藤井正弘の血統トピック

【高松宮記念】ミッキーアイルから託された夢と魂

[ 2017年3月22日 05:30 ]

 阪神大賞典のサトノダイヤモンド、フラワーCのファンディーナと、久々のマルチ重賞VでG1シリーズ開幕に弾みをつけた種牡馬ディープインパクト。今週の高松宮記念は新設の大阪杯、ホープフルSが加わって残り5レースとなった未勝利芝G1の一つだが、昨年は前年の3着馬でもあるミッキーアイルが3/4身差まで肉薄していた。スプリント部門は他のジャンルに比較して試行回数が少ないだけで、ディープインパクト産駒の守備範囲は基本的に芝コース全般。今回は“最強の重賞未勝利馬”フィエロがエントリーしてきた。

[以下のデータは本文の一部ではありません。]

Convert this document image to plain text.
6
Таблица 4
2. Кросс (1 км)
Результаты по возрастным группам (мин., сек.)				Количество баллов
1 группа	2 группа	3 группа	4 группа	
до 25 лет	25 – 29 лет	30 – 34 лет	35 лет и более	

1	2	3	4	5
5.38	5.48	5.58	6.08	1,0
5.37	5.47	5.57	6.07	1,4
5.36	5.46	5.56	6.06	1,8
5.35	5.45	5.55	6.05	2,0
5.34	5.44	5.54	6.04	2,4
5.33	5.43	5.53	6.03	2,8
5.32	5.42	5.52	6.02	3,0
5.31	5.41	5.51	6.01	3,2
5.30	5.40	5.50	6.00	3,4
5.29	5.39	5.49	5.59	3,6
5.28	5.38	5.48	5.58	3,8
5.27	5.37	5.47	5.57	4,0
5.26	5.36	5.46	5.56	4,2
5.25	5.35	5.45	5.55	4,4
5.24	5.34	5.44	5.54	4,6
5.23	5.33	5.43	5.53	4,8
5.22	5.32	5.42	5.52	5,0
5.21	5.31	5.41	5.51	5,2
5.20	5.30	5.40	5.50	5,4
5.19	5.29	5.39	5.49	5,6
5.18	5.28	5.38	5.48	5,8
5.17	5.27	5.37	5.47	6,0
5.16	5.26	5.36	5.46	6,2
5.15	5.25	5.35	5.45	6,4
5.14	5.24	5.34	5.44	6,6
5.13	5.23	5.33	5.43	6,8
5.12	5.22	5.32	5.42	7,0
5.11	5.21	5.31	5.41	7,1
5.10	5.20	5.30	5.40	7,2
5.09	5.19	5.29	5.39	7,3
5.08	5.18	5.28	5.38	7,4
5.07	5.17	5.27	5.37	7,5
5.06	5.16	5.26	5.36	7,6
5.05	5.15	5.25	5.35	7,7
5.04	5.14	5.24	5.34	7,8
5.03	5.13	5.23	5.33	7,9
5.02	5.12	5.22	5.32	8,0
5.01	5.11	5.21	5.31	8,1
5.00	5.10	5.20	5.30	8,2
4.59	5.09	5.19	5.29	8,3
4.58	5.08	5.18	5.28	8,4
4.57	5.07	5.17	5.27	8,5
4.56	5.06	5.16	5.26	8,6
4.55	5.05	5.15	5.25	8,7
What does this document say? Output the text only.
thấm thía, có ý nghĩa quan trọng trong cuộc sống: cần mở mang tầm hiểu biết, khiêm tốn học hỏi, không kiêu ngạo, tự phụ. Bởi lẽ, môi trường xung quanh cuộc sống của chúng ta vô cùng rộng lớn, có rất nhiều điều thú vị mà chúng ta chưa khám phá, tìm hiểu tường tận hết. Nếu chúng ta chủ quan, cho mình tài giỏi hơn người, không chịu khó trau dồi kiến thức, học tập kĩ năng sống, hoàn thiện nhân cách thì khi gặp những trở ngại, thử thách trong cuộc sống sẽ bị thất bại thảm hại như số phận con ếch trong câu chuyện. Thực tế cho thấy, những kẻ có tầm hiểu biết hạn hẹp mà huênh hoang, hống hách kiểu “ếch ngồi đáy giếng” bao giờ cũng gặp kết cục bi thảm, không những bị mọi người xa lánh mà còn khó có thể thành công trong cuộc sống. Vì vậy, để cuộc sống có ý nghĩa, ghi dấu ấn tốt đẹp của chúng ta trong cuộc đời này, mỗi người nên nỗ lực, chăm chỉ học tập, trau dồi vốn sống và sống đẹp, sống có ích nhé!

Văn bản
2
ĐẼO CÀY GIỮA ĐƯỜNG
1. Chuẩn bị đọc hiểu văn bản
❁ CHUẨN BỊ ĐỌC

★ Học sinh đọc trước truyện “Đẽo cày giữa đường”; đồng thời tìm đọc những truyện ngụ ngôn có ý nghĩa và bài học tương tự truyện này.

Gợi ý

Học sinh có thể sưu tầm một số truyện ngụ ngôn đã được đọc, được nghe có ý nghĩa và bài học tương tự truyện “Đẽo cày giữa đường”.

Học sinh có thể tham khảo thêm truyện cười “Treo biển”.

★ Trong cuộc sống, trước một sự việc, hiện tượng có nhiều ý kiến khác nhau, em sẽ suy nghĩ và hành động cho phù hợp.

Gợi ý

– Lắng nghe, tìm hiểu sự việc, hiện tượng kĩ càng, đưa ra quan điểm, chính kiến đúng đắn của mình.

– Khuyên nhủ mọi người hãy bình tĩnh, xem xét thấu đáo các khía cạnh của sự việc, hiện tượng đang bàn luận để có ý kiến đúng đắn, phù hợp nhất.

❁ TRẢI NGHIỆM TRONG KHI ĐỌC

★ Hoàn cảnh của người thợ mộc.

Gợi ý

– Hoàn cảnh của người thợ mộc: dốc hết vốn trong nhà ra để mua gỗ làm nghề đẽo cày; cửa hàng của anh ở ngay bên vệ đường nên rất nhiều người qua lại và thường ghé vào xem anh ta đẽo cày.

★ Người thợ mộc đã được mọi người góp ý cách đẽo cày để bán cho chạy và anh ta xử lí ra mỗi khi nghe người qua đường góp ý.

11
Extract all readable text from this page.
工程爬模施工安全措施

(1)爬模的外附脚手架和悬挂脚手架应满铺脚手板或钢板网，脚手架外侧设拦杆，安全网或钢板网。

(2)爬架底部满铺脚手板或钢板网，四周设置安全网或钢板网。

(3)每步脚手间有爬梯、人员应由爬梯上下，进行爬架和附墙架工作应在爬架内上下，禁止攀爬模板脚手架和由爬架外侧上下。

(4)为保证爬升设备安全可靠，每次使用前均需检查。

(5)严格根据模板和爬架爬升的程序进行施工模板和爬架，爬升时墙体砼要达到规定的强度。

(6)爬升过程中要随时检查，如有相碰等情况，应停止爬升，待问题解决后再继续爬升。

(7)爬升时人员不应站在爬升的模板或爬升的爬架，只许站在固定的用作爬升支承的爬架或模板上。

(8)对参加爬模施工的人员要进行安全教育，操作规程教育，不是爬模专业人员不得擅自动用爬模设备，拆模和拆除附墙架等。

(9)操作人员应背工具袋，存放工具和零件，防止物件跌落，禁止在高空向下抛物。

 スプリントG1どころか1200メートル戦への出走自体が初めてのフィエロだが、このコンバートには大いに勝算がある。同馬の母ルビーは、02年英・愛2000ギニーなどG1・7連勝(当時の世界新)を記録し、21世紀最初の歴史的名馬といわれたロックオブジブラルタルの全妹。そのロックオブジブラルタルの血を母の父として受けていたのが前記ミッキーアイルである。ディープインパクト産駒で最も成功したスプリンターとは、大部分の構成血脈が共通していることになるわけだ。

 いわばフィエロは、種牡馬の道を選んだミッキーアイルから“三度目の正直”を託された血統的代役。11年キンシャサノキセキ以来となる8歳馬によるスプリントG1制覇を期待してみたい。